First off, it's a banana pecan cupcake. By itself, it's just wonderful. The texture really makes the cake. Right out of the oven, I would say they are the perfect breakfast treat. More of a cake though, than a muffin. What takes these to the next level though is the frosting. Caramel buttercream. Fresh, homemade caramel buttercream. With more caramel drizzled on top. The recipes are both from Martha Stewart's Cupcakes cookbook and are much better than other cupcake recipes out there. The whole book is full of awesome ideas and well written recipes. Every cupcake I've ever produced from that book has been a home run, slam dunk, and touchdown all in one. You need this book.

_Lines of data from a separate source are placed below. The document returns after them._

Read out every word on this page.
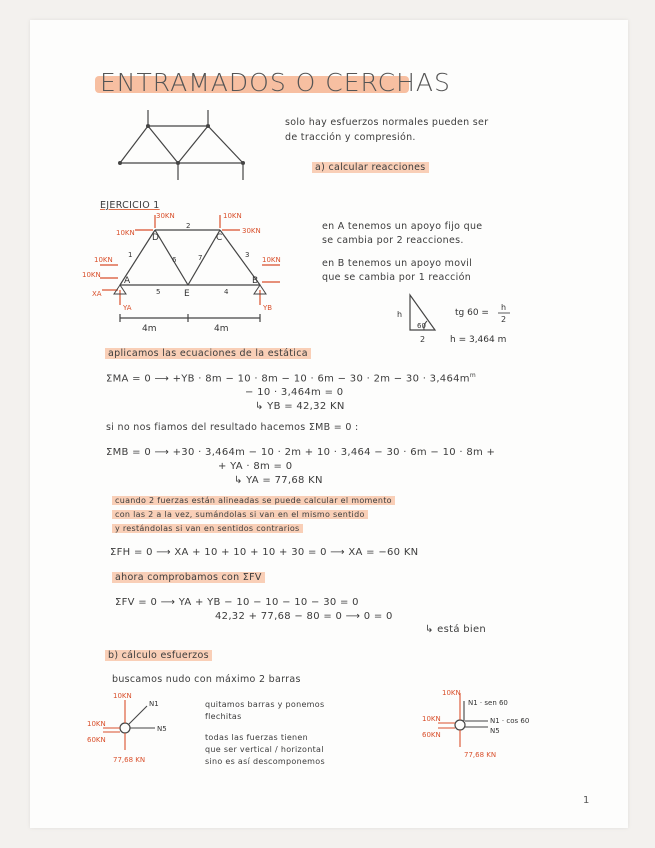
ENTRAMADOS O CERCHAS
solo hay esfuerzos normales pueden ser
de tracción y compresión.
a) calcular reacciones
EJERCICIO 1
D	C
A
E
B
1
2
3
4
5
6	7
30KN	10KN
30KN
10KN
10KN	10KN
10KN
XA
YA	YB
4m	4m
en A tenemos un apoyo fijo que
se cambia por 2 reacciones.
en B tenemos un apoyo movil
que se cambia por 1 reacción
h
60
2
tg 60 =
h
2
h = 3,464 m
aplicamos las ecuaciones de la estática
ΣMA = 0 ⟶ $+YB \cdot 8m - 10 \cdot 8m - 10 \cdot 6m - 30 \cdot 2m - 30 \cdot 3,464m^m$
− 10 · 3,464m = 0
↳ YB = 42,32 KN
si no nos fiamos del resultado hacemos ΣMB = 0 :
ΣMB = 0 ⟶ +30 · 3,464m − 10 · 2m + 10 · 3,464 − 30 · 6m − 10 · 8m +
+ YA · 8m = 0
↳ YA = 77,68 KN
cuando 2 fuerzas están alineadas se puede calcular el momento
con las 2 a la vez, sumándolas si van en el mismo sentido
y restándolas si van en sentidos contrarios
ΣFH = 0 ⟶ XA + 10 + 10 + 10 + 30 = 0 ⟶ XA = −60 KN
ahora comprobamos con ΣFV
ΣFV = 0 ⟶ YA + YB − 10 − 10 − 10 − 30 = 0
42,32 + 77,68 − 80 = 0 ⟶ 0 = 0
↳ está bien
b) cálculo esfuerzos
buscamos nudo con máximo 2 barras
10KN
10KN
60KN
77,68 KN
N1
N5
quitamos barras y ponemos
flechitas
todas las fuerzas tienen
que ser vertical / horizontal
sino es así descomponemos
10KN
10KN
60KN
77,68 KN
N1 · sen 60
N1 · cos 60
N5
1
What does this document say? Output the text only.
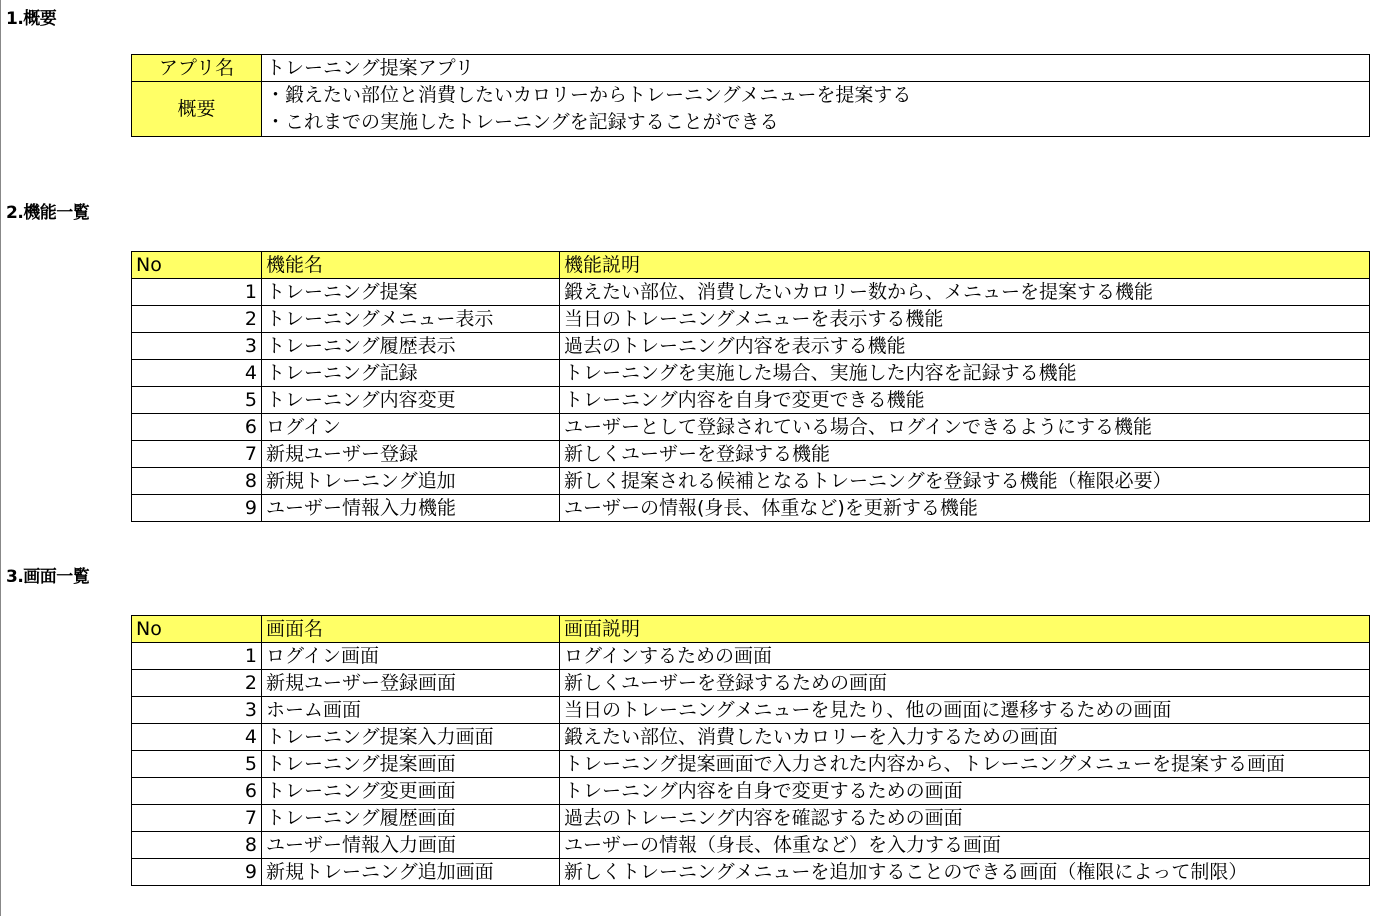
1.概要
アプリ名	トレーニング提案アプリ
概要	・鍛えたい部位と消費したいカロリーからトレーニングメニューを提案する
・これまでの実施したトレーニングを記録することができる
2.機能一覧
No	機能名	機能説明
1	トレーニング提案	鍛えたい部位、消費したいカロリー数から、メニューを提案する機能
2	トレーニングメニュー表示	当日のトレーニングメニューを表示する機能
3	トレーニング履歴表示	過去のトレーニング内容を表示する機能
4	トレーニング記録	トレーニングを実施した場合、実施した内容を記録する機能
5	トレーニング内容変更	トレーニング内容を自身で変更できる機能
6	ログイン	ユーザーとして登録されている場合、ログインできるようにする機能
7	新規ユーザー登録	新しくユーザーを登録する機能
8	新規トレーニング追加	新しく提案される候補となるトレーニングを登録する機能（権限必要）
9	ユーザー情報入力機能	ユーザーの情報(身長、体重など)を更新する機能
3.画面一覧
No	画面名	画面説明
1	ログイン画面	ログインするための画面
2	新規ユーザー登録画面	新しくユーザーを登録するための画面
3	ホーム画面	当日のトレーニングメニューを見たり、他の画面に遷移するための画面
4	トレーニング提案入力画面	鍛えたい部位、消費したいカロリーを入力するための画面
5	トレーニング提案画面	トレーニング提案画面で入力された内容から、トレーニングメニューを提案する画面
6	トレーニング変更画面	トレーニング内容を自身で変更するための画面
7	トレーニング履歴画面	過去のトレーニング内容を確認するための画面
8	ユーザー情報入力画面	ユーザーの情報（身長、体重など）を入力する画面
9	新規トレーニング追加画面	新しくトレーニングメニューを追加することのできる画面（権限によって制限）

Now, the baking milestone: I finally (FINALLY) figured out real, authentic buttercream. Like the kind with a meringue base and everything. Buttercream is always a bit of a disaster for me. Either my meringue fails to thicken and form stiff peaks, or it breaks when I add the butter. You name it, it's gone wrong for me. Martha's trick was essential to my success. I usually have trouble telling when the sugar has dissolved in my egg whites while gently heating them over a simmering pot of water. Because I'm never able to see through the foamy mess of egg whites, I usually heat them too much or don't get the sugar dissolved enough. But Martha suggests rubbing some of the mixture between your fingers until the "grittiness" of the sugar ceases. Once this happened, I heated them for a brief second longer, and pulled them off the simmering pot of water. After beating the egg white/sugar solution, I got the most beautiful, fluffy, stable (!) meringue I've ever produced. I quite literally danced around the kitchen. But, it wasn't done! I slowly added the butter portionwise with mixing. All looked well, but then, it looked like it was breaking! I was pretty heartbroken, but followed Martha and beat it into submission. After a few minutes on high with the Kitchen Aid, I had the most silky, smooth buttercream in history. And it only got better once I added the homemade caramel! I think I'm far less intimidated by this now than I used to be. I think I'll be making my own buttercreams for all my cakes from now on. All thanks to this most perfect little cupcake.